Bold black lines symbolize successful reproductions between female (circles) and male (squares) wolves, double bold black lines highlight breeding of full-siblings, while thin black lines indicate parent–offspring relationships. Four individuals are illustrated twice (arrow with dashed grey line). Individuals with known source pack carrying haplotype HW01 (unfilled), individuals with unknown source pack carrying HW01 (filled with black) and individuals with unknown source pack carrying haplotype HW02 (filled with dark grey). Individuals found dead are crossed out. Individuals with missing genotype are indicated in light grey with Roman numerals. Breeding pairs in which both breeders were not genotyped are not depicted. Framed with a grey dotted line are the first (GW023f and I from 2000 to 2001) and the second breeding pair (GW023f and GW064m from 2002 to 2004) in the Muskauer Heide (MH), which are not included in the further analyses on trends of genetic diversity and inbreeding of breeding pairs until 2015 (see ‘Materials and Methods’).
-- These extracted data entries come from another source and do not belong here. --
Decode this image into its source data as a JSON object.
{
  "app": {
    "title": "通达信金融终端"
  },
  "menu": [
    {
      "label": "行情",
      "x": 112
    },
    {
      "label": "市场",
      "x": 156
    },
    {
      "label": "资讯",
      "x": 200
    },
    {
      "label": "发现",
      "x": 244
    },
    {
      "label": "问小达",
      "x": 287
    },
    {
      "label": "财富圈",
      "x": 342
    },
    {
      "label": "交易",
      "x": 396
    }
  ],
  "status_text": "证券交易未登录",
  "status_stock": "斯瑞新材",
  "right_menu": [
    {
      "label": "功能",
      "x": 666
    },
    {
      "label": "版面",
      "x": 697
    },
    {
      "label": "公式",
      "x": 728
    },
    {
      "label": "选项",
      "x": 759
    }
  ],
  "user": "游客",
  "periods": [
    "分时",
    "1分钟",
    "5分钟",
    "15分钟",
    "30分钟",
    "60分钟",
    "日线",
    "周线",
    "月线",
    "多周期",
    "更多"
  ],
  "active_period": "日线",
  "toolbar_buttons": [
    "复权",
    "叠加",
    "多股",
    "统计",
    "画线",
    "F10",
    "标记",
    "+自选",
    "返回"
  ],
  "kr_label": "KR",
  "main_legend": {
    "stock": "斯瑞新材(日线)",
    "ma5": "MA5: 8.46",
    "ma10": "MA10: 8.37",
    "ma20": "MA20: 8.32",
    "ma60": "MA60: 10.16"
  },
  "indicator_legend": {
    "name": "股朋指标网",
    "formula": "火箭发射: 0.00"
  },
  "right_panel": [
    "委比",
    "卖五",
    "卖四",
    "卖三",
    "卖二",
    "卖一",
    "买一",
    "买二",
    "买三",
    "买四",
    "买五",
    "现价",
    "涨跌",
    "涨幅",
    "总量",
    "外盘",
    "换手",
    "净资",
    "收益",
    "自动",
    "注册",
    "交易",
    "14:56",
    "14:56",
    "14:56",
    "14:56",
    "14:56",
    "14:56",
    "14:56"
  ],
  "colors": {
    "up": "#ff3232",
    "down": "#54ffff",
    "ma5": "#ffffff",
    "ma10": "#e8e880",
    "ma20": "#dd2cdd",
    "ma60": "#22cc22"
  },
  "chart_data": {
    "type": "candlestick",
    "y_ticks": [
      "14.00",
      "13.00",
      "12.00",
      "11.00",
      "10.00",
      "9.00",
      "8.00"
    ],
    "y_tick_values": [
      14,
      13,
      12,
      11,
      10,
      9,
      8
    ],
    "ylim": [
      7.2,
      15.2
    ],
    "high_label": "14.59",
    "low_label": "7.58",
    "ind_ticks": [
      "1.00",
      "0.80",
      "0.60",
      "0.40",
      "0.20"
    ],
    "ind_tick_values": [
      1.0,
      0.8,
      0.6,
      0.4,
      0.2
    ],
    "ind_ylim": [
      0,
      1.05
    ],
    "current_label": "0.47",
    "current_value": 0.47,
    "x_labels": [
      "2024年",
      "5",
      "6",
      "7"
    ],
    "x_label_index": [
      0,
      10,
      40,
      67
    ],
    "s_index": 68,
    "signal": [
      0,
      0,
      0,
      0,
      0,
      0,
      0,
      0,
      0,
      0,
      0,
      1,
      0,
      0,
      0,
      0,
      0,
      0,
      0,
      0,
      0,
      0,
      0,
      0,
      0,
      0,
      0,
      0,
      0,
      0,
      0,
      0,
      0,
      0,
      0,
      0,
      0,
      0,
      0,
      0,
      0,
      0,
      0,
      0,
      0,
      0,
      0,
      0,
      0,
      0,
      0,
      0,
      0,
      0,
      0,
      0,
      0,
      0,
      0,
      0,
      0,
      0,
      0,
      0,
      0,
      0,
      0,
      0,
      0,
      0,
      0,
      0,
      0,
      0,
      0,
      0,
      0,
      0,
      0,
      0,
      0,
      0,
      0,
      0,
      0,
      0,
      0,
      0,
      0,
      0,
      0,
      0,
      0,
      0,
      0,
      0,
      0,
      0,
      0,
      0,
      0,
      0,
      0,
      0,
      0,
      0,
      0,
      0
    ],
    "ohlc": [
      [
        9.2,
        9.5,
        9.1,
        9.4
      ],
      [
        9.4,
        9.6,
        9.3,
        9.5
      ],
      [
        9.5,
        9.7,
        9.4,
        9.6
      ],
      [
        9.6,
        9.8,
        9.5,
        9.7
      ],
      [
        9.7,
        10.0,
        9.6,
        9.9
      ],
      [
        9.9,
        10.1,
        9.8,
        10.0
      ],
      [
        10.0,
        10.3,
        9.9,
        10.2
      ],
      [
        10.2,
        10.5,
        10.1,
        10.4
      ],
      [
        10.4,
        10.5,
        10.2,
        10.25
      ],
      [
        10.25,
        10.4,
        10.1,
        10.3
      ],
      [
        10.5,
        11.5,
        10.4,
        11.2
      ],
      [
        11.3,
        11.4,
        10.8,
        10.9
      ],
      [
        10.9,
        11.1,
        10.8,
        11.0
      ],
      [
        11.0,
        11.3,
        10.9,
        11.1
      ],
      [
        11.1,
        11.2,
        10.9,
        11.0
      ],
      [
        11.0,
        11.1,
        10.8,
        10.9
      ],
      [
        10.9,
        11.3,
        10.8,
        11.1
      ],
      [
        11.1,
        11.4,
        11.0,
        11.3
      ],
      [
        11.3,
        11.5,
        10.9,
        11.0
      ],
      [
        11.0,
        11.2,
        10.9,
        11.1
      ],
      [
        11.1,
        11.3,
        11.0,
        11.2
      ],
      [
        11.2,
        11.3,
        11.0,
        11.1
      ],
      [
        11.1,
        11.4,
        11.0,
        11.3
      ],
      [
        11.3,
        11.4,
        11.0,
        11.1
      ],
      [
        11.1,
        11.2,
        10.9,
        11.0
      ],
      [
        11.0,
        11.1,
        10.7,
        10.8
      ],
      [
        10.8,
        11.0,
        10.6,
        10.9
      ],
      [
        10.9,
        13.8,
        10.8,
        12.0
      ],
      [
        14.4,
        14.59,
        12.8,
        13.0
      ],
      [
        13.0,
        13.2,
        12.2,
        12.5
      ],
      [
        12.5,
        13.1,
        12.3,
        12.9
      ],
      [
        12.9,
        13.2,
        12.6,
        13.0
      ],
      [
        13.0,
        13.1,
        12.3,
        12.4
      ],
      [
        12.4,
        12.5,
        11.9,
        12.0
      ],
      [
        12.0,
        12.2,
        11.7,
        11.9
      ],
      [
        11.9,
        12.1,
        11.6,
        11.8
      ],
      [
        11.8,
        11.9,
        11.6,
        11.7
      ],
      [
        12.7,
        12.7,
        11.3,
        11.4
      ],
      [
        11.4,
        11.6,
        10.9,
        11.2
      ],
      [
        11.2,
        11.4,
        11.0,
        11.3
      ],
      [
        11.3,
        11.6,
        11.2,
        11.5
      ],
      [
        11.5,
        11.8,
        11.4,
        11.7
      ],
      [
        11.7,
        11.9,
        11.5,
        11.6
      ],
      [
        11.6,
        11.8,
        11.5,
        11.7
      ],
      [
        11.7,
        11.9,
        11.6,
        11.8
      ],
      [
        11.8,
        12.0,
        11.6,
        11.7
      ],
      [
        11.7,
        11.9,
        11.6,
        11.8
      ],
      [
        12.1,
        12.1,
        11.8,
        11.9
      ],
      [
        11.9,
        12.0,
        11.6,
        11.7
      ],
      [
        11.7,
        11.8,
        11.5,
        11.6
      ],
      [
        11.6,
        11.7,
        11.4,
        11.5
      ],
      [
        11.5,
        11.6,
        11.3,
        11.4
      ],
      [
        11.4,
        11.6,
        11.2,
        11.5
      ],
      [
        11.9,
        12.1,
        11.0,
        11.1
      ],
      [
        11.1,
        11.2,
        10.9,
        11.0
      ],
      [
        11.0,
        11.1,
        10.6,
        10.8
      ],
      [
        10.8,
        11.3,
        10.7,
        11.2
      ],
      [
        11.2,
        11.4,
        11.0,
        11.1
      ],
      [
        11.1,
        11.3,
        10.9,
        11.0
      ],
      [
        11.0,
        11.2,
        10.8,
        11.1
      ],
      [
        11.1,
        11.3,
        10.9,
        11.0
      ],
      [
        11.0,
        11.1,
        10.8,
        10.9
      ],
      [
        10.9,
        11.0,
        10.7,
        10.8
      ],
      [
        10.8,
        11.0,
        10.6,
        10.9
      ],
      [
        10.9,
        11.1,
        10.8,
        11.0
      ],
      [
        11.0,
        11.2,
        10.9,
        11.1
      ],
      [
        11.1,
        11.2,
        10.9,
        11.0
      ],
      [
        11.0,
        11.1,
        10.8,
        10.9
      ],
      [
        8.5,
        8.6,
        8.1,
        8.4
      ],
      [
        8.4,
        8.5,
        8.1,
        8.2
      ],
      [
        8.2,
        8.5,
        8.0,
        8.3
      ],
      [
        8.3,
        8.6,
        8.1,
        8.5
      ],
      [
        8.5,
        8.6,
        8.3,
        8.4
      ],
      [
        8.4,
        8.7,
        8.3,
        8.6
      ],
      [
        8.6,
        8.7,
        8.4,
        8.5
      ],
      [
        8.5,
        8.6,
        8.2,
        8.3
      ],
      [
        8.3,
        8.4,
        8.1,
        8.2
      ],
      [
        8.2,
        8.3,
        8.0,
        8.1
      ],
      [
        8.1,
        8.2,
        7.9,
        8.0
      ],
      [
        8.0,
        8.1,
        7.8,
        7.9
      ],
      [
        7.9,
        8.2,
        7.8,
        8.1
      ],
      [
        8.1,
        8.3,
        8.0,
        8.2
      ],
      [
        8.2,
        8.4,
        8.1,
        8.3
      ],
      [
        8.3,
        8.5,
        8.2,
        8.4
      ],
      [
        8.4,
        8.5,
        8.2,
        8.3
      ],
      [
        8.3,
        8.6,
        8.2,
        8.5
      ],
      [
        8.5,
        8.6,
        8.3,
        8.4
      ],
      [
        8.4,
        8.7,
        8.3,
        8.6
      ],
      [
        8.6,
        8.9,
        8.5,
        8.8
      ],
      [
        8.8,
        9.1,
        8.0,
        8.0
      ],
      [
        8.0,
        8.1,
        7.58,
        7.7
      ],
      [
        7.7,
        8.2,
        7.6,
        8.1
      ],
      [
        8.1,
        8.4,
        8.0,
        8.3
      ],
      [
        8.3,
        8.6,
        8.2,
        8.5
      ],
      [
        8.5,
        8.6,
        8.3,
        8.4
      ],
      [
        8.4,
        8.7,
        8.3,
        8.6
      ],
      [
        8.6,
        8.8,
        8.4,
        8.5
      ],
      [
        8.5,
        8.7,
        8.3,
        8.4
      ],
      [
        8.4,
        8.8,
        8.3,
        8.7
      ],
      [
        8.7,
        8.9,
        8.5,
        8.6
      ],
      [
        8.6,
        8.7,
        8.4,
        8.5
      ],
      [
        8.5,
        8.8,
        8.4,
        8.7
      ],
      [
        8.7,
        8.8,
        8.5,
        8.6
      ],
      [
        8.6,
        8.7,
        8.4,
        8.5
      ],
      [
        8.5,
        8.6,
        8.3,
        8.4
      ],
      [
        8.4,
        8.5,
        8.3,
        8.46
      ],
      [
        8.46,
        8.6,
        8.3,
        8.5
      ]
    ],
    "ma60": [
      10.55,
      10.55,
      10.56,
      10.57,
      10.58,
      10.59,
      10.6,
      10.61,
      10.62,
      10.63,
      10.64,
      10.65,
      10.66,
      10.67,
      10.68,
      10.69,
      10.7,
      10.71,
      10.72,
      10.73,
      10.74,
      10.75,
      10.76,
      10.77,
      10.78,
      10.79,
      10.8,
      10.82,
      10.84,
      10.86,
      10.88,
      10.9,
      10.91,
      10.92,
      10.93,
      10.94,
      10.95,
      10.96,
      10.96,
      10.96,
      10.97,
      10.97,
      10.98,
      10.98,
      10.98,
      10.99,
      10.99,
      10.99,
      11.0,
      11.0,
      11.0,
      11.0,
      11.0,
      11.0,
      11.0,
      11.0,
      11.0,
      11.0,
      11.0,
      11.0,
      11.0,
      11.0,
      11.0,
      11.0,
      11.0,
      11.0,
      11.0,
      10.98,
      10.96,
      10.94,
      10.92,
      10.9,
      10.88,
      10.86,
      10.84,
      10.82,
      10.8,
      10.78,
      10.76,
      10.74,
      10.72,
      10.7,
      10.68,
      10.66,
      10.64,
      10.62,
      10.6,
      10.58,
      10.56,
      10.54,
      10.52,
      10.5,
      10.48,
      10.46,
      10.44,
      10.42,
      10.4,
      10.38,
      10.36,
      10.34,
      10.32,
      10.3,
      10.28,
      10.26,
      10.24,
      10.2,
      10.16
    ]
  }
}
Fig. 3. Trends in genetic diversity and exponential increase of breeding pairs in Germany between 2005 and 2015.

a Yearly numbers of genotyped breeding pairs (black squares) compared to the numbers of all confirmed breeding pairs (grey unfilled squares). b Yearly haplotype frequency (HW01 [black triangles] and HW02 [grey unfilled triangles]) of breeders. c Mean yearly observed (Ho; black diamonds), unbiased expected (He; grey unfilled diamonds) heterozygosity levels and d mean number of alleles (Na; black dots) of the breeding individuals. e Yearly average pedigree-based inbreeding coefficients (mean Fp) of the offspring from the breeding pairs (black asterisks). f Yearly frequency of breeders with unknown source packs (black crosses). g Genotyped breeding pairs in the different territories. For breeding pairs that persisted over several years, lines connect the respective years.

Fig. 4. Schematic representation of breeder dispersal and pack dynamics during wolf recolonization in Germany from 2005 to 2015.

Shown are wolf territories where a newly established pair reproduced for the first time (grey circles) in the study area (divided into the federal states [grey lines]). Only breeders with known source pack are shown (females [orange arrows] and males [blue arrows]). Breeding partners with unknown source pack are indicated by a blue (male), an orange (female) or a pink (male and female) border around the respective territories, while breeders with missing genotype are indicated by a green border (one parent). The cyan border around DZ indicates the male with unknown source pack and the female with missing genotype. Wolf territories in which genotypes were missing for both breeders are not depicted.

Fig. 5. Linear dispersal distances [km] of breeding wolves in Germany for the years 2005 to 2015.

a Dispersal distances for females (n = 48) and males (n = 31) that reproduced in the respective years for the first time. b Dispersal distances for all females (n = 48) and males (n = 31) with known natal packs. c Dispersal distances for females (n = 43) and males (n = 31), excluding the five females that stayed and reproduced in their natal territory. No significant differences between dispersal distances of females and males were detected.